BassyBoy’s answer to what can never be fixed is classic modder thinking. He believes everything can be solved in different ways, because he prefers solutions to problems. Lotsgon is a bit more grounded, but still optimistic. He says he has not come across a true “never” yet, aside from the broader question of whether Football Manager can keep its soul while chasing a new audience.

UI and immersion are exactly the areas where modders can create immediate change. Better stadia, cleaner layouts, more familiar information placement, fewer small UX frustrations. That stuff changes the feel of a save quickly.

What they cannot do, at least not without SI’s cooperation, is rewrite the core product vision. Modders can make FM26 feel more like home, but they cannot decide priorities, restore cut features, or control how quickly the Unity transition settles.

Both seem to understand that.
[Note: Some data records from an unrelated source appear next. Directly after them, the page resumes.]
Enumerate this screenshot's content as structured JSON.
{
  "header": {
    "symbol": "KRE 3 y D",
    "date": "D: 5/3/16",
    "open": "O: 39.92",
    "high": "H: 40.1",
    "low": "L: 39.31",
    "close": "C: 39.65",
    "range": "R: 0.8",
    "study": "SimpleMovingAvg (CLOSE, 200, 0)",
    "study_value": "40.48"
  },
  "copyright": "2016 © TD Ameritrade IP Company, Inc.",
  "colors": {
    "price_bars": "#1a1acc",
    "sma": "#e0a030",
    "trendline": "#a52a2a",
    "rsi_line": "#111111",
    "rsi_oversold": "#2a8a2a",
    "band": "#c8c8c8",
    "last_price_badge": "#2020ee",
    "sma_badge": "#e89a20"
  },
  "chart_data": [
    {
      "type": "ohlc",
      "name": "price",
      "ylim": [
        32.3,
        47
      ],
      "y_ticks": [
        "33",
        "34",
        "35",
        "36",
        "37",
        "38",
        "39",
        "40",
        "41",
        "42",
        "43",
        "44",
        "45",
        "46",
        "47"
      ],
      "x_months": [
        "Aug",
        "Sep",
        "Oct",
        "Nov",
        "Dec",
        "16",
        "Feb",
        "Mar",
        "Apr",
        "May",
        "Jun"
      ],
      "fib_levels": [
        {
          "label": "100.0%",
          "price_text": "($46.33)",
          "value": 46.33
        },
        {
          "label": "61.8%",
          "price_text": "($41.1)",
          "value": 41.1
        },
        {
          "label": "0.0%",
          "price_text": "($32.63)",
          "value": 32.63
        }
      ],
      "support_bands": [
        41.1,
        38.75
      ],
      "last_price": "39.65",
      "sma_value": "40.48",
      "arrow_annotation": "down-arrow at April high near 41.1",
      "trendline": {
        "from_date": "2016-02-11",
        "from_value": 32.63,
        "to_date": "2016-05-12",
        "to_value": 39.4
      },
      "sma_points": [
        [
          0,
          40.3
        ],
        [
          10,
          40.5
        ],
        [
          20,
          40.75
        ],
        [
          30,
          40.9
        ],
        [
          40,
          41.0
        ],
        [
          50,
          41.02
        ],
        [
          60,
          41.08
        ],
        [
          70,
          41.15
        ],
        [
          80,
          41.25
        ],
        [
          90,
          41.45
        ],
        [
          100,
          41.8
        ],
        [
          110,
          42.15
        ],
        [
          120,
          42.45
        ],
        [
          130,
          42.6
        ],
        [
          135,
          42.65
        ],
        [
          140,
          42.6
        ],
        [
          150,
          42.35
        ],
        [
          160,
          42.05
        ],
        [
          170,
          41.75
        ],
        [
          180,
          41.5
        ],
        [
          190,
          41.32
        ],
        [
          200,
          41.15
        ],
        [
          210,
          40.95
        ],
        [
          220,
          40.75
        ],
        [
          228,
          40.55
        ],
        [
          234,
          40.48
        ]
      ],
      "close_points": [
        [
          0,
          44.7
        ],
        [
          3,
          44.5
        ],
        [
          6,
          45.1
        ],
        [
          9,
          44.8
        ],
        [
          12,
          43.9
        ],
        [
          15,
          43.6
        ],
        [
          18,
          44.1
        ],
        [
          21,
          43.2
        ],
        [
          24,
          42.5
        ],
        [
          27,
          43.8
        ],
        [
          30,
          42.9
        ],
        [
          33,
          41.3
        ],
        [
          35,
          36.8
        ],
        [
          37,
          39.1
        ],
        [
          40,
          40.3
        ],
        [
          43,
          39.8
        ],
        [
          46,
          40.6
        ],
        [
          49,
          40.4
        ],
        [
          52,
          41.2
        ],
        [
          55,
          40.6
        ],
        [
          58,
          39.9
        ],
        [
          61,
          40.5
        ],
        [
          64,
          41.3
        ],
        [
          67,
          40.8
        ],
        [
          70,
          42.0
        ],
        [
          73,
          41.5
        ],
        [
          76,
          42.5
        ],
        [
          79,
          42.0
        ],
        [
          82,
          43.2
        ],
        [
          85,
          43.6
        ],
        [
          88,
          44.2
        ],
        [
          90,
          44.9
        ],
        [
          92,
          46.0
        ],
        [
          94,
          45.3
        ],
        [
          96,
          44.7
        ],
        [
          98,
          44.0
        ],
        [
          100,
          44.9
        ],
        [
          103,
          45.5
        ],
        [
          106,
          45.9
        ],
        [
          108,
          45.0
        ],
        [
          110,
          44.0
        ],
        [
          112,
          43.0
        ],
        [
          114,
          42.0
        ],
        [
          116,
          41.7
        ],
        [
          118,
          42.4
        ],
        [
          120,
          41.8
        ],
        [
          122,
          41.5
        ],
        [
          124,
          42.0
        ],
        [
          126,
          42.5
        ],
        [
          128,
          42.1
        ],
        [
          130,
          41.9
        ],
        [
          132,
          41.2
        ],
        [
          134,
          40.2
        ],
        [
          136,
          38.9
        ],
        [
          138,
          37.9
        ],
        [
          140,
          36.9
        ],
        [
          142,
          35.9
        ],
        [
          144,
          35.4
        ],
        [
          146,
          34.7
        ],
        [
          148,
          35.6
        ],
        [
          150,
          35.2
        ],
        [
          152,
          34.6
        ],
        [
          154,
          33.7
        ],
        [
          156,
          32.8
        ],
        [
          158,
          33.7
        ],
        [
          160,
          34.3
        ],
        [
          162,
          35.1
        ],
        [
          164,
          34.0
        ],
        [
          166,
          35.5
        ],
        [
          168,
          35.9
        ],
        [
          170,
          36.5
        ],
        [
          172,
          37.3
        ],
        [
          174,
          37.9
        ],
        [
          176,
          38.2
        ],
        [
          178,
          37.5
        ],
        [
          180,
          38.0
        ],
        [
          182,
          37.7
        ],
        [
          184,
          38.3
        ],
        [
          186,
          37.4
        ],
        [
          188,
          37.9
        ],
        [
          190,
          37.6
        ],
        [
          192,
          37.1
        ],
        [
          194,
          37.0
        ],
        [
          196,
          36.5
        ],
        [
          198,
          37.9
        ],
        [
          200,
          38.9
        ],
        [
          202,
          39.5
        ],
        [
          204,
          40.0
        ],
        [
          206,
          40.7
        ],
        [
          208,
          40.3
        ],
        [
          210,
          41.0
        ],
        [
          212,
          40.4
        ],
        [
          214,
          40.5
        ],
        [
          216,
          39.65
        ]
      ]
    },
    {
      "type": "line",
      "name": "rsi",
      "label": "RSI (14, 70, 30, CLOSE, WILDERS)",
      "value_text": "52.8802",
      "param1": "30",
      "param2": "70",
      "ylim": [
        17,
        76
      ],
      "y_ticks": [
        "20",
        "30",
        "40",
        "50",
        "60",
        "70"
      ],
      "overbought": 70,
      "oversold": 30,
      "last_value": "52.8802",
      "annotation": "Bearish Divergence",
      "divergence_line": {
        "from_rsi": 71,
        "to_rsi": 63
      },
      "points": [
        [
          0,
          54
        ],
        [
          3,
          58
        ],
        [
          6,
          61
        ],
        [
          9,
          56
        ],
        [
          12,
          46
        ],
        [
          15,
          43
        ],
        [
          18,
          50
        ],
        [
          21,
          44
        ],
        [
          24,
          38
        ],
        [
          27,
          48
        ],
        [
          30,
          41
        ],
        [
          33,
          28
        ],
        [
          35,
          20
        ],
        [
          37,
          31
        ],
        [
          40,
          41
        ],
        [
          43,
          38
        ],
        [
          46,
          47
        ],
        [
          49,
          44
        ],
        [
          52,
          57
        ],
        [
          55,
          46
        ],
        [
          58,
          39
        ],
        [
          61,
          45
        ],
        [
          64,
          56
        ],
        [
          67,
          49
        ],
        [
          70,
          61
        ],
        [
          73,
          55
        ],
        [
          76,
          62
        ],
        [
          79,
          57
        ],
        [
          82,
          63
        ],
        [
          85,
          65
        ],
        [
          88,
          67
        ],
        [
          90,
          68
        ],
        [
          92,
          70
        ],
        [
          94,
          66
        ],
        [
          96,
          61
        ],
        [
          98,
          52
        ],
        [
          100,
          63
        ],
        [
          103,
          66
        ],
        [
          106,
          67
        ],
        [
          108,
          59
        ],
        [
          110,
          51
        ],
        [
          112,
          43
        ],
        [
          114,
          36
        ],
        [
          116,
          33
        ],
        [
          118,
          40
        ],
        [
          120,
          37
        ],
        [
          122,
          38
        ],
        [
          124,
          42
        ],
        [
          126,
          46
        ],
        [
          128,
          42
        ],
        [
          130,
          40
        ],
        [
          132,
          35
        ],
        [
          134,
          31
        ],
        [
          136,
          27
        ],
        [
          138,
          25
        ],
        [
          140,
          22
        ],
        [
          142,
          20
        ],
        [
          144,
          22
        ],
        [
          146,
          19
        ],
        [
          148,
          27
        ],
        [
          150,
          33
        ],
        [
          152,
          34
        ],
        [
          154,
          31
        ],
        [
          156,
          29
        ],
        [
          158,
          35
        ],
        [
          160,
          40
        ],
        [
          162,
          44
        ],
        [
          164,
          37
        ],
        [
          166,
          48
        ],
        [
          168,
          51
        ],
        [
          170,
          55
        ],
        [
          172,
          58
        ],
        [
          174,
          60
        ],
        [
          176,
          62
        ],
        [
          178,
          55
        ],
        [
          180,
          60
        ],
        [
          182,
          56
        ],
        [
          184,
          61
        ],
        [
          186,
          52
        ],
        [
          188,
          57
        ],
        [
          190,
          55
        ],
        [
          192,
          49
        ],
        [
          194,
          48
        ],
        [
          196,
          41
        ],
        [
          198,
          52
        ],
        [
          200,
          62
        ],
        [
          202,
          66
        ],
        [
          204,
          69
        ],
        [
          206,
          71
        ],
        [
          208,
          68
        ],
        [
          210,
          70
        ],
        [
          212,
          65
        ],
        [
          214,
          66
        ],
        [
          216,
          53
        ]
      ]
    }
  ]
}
Lotsgon frames most of his short-term aim as making the game look nicer and putting information back in familiar places “until FM27”.

BassyBoy talks about coexistence rather than replacement. They are not pretending they can turn FM26 into a different game. They are trying to push it closer to what people hoped it would be when they first clicked “New Career”.

Why Football Manager is still worth caring about

Neither BassyBoy nor Lotsgon are doom merchants. Both think the future is positive, even while understanding why so many fans are frustrated.

Lotsgon points to improvements SI have already made since release and argues that the feedback from this messy start could be hugely valuable, shaping the game for the next generation. He also believes Unity’s long-term potential, once the foundations are solid, could surpass what the old engine allowed, even if the road there is rough.

His five-year wish list is easy to nod along to: better regen faces, deeper UI and UX customisation including custom charts and data views, more licensing and likenesses, and even the idea of local LLMs to make chairmen and managers more dynamic. Whether SI ever go near any of that is another question.

BassyBoy’s ambition is less about features and more about people. Keep his job in education, keep modding, and “make the difference for someone else”. He enjoys the sense of community that has grown around fixing FM26, even if it has swallowed his evenings.

That is the slightly bittersweet punchline of FM26’s modding year. Fans should not have needed this much community labour just to feel comfortable in a new Football Manager. But now that it is happening, it is hard not to respect the work and get behind it.

You can argue about whether SI should have shipped the game in the state it launched. You can argue about whether Unity was worth the pain. You can argue about how quickly it will all settle. What you cannot argue is that people stopped caring. Not when some of the biggest names in the community are spending their free time trying to give players back a sense of control they feel they lost.